Aortic surgery that is required to replace diseased portions of the thoracic and abdominal aorta appears to be increasing. In the past, resection of the thoracic aorta and replacement of the resected section with a graft was performed as an emergency operation to repair a ruptured vessel due to gun or knife wounds or auto accidents and the like. With the advent of the newer non-invasive examining equipment and techniques such as CT and MRI it appears that aneurysms of the thoracic aorta and abdomen occur fairly often with the patient not being aware of the problem other than a "back problem" or shooting pains in the legs. Such aneurysms may occur anywhere along the thoracic or abdominal aorta from the arch of the aorta to its bifurcation into the femoral arteries. Most commonly it appears that such aneurysms occur at the bifurcation point and extend upward into the abdominal aorta.
Most of the aneurysms are caused by arteriosclerotic action on the walls of the aorta resulting in loss of elasticity and weakening of the aortal walls resulting in ballooning or localized dilation of the aorta. When such dilation approaches or exceeds a diameter of 6 cm. rupture of the aorta is imminent.

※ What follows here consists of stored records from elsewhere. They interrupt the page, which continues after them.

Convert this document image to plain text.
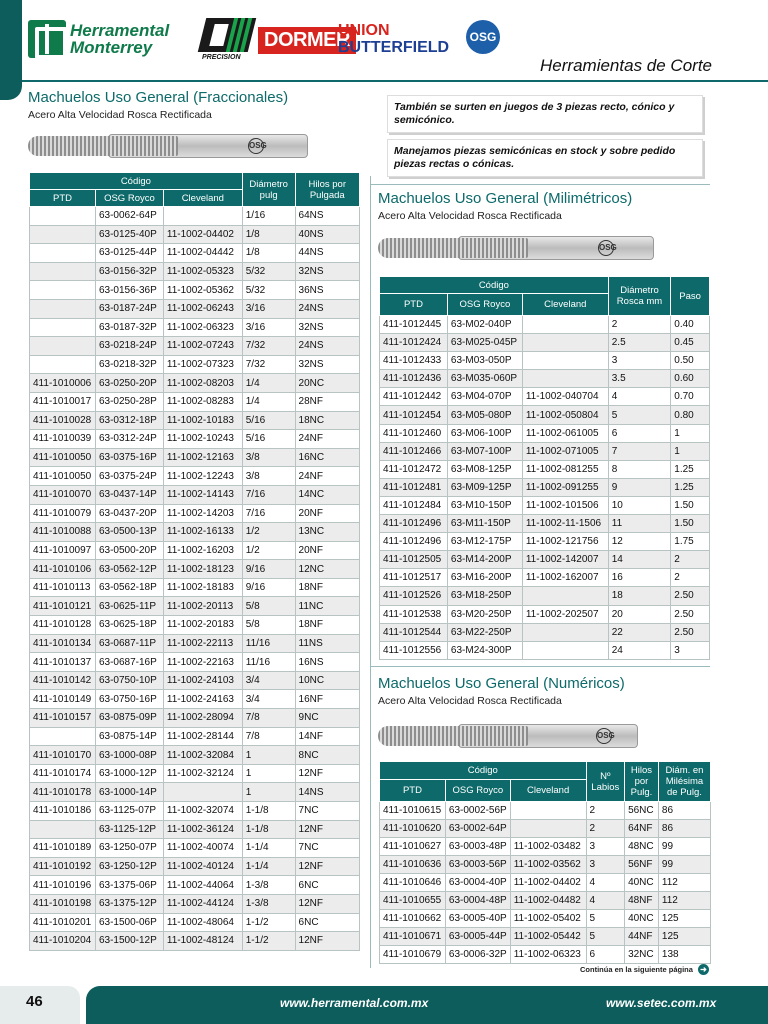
Herramental
Monterrey
PRECISION
DORMER
UNION
BUTTERFIELD
OSG
Herramientas de Corte
Machuelos Uso General (Fraccionales)
Acero Alta Velocidad Rosca Rectificada
OSG
Código			Diámetro pulg	Hilos por Pulgada
PTD	OSG Royco	Cleveland		
	63-0062-64P		1/16	64NS
	63-0125-40P	11-1002-04402	1/8	40NS
	63-0125-44P	11-1002-04442	1/8	44NS
	63-0156-32P	11-1002-05323	5/32	32NS
	63-0156-36P	11-1002-05362	5/32	36NS
	63-0187-24P	11-1002-06243	3/16	24NS
	63-0187-32P	11-1002-06323	3/16	32NS
	63-0218-24P	11-1002-07243	7/32	24NS
	63-0218-32P	11-1002-07323	7/32	32NS
411-1010006	63-0250-20P	11-1002-08203	1/4	20NC
411-1010017	63-0250-28P	11-1002-08283	1/4	28NF
411-1010028	63-0312-18P	11-1002-10183	5/16	18NC
411-1010039	63-0312-24P	11-1002-10243	5/16	24NF
411-1010050	63-0375-16P	11-1002-12163	3/8	16NC
411-1010050	63-0375-24P	11-1002-12243	3/8	24NF
411-1010070	63-0437-14P	11-1002-14143	7/16	14NC
411-1010079	63-0437-20P	11-1002-14203	7/16	20NF
411-1010088	63-0500-13P	11-1002-16133	1/2	13NC
411-1010097	63-0500-20P	11-1002-16203	1/2	20NF
411-1010106	63-0562-12P	11-1002-18123	9/16	12NC
411-1010113	63-0562-18P	11-1002-18183	9/16	18NF
411-1010121	63-0625-11P	11-1002-20113	5/8	11NC
411-1010128	63-0625-18P	11-1002-20183	5/8	18NF
411-1010134	63-0687-11P	11-1002-22113	11/16	11NS
411-1010137	63-0687-16P	11-1002-22163	11/16	16NS
411-1010142	63-0750-10P	11-1002-24103	3/4	10NC
411-1010149	63-0750-16P	11-1002-24163	3/4	16NF
411-1010157	63-0875-09P	11-1002-28094	7/8	9NC
	63-0875-14P	11-1002-28144	7/8	14NF
411-1010170	63-1000-08P	11-1002-32084	1	8NC
411-1010174	63-1000-12P	11-1002-32124	1	12NF
411-1010178	63-1000-14P		1	14NS
411-1010186	63-1125-07P	11-1002-32074	1-1/8	7NC
	63-1125-12P	11-1002-36124	1-1/8	12NF
411-1010189	63-1250-07P	11-1002-40074	1-1/4	7NC
411-1010192	63-1250-12P	11-1002-40124	1-1/4	12NF
411-1010196	63-1375-06P	11-1002-44064	1-3/8	6NC
411-1010198	63-1375-12P	11-1002-44124	1-3/8	12NF
411-1010201	63-1500-06P	11-1002-48064	1-1/2	6NC
411-1010204	63-1500-12P	11-1002-48124	1-1/2	12NF
También se surten en juegos de 3 piezas recto, cónico y semicónico.
Manejamos piezas semicónicas en stock y sobre pedido piezas rectas o cónicas.
Machuelos Uso General (Milimétricos)
Acero Alta Velocidad Rosca Rectificada
OSG
Código			Diámetro Rosca mm	Paso
PTD	OSG Royco	Cleveland		
411-1012445	63-M02-040P		2	0.40
411-1012424	63-M025-045P		2.5	0.45
411-1012433	63-M03-050P		3	0.50
411-1012436	63-M035-060P		3.5	0.60
411-1012442	63-M04-070P	11-1002-040704	4	0.70
411-1012454	63-M05-080P	11-1002-050804	5	0.80
411-1012460	63-M06-100P	11-1002-061005	6	1
411-1012466	63-M07-100P	11-1002-071005	7	1
411-1012472	63-M08-125P	11-1002-081255	8	1.25
411-1012481	63-M09-125P	11-1002-091255	9	1.25
411-1012484	63-M10-150P	11-1002-101506	10	1.50
411-1012496	63-M11-150P	11-1002-11-1506	11	1.50
411-1012496	63-M12-175P	11-1002-121756	12	1.75
411-1012505	63-M14-200P	11-1002-142007	14	2
411-1012517	63-M16-200P	11-1002-162007	16	2
411-1012526	63-M18-250P		18	2.50
411-1012538	63-M20-250P	11-1002-202507	20	2.50
411-1012544	63-M22-250P		22	2.50
411-1012556	63-M24-300P		24	3
Machuelos Uso General (Numéricos)
Acero Alta Velocidad Rosca Rectificada
OSG
Código			Nº Labios	Hilos por Pulg.	Diám. en Milésima de Pulg.
PTD	OSG Royco	Cleveland			
411-1010615	63-0002-56P		2	56NC	86
411-1010620	63-0002-64P		2	64NF	86
411-1010627	63-0003-48P	11-1002-03482	3	48NC	99
411-1010636	63-0003-56P	11-1002-03562	3	56NF	99
411-1010646	63-0004-40P	11-1002-04402	4	40NC	112
411-1010655	63-0004-48P	11-1002-04482	4	48NF	112
411-1010662	63-0005-40P	11-1002-05402	5	40NC	125
411-1010671	63-0005-44P	11-1002-05442	5	44NF	125
411-1010679	63-0006-32P	11-1002-06323	6	32NC	138
Continúa en la siguiente página ➜
46	www.herramental.com.mx	www.setec.com.mx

In addition to aneurysms, occlusion or partial blockage of the aorta may occur. Such occlusion is usually caused by progressive degenerative changes in the wall of the blood vessel.
Physiologically both conditions result in loss of blood supply to the lower part of the body which if below the renal arteries can result in gangrene of the lower extremities. If above the renal arteries, loss of kidney function may occur because of the reduction of blood supply to the kidneys.
A common surgical repair technique that is currently used is to clamp the abdominal aorta above the aneurysm or occlusion and at the femoral arteries shutting down blood flow to the lower extremities and abdominal organs and lower spinal cord. If the aneurysm/occlusion is in the renal, lumbar and mesenteric arteries area of the abdomen, clamping of the aorta can be done in the exposed abdomen. However, if the lesion extends into the thoracic cavity one side of the thoracic cavity must be exposed and the thoracic aorta proximally clamped above the diaphragm. Even with modern surgical techniques the length of time such shut down extends is usually longer than one hour. During this time metabolism of the now stagnated blood continues resulting in ischemia and production of plasma purines, lactic acid and several other toxic metabolites which have deleterious vasoactivity. Further, the effect of clamping severely increases blood pressure above the clamp resulting in substantial strain on the heart.
When a graft has been inserted and blood vessels connected, the clamps are removed allowing instantaneous return of blood flow. This most often results in dangerous hypotension, blood acidosis and kidney vasoconstriction. Appropriate pharmacology, if rendered quickly, can manage the hypotension and acidosis but the restriction of blood flow through the kidneys and their hemodynamic phenomena can be serious and life threatening.
Through the years numerous external shunts of the prior art have been developed to act to transport arterial blood around the closed off section of the aorta to be connected to the organ and femoral arteries to prevent such problems. Such shunts require additional surgery for example to expose and insert a shunt into the subclavian arteries and subsequently into the femoral and organ arteries. Much data has been collected to identify the value of such shunts as has data refuting the same because of problems caused by additional surgery and time required therein.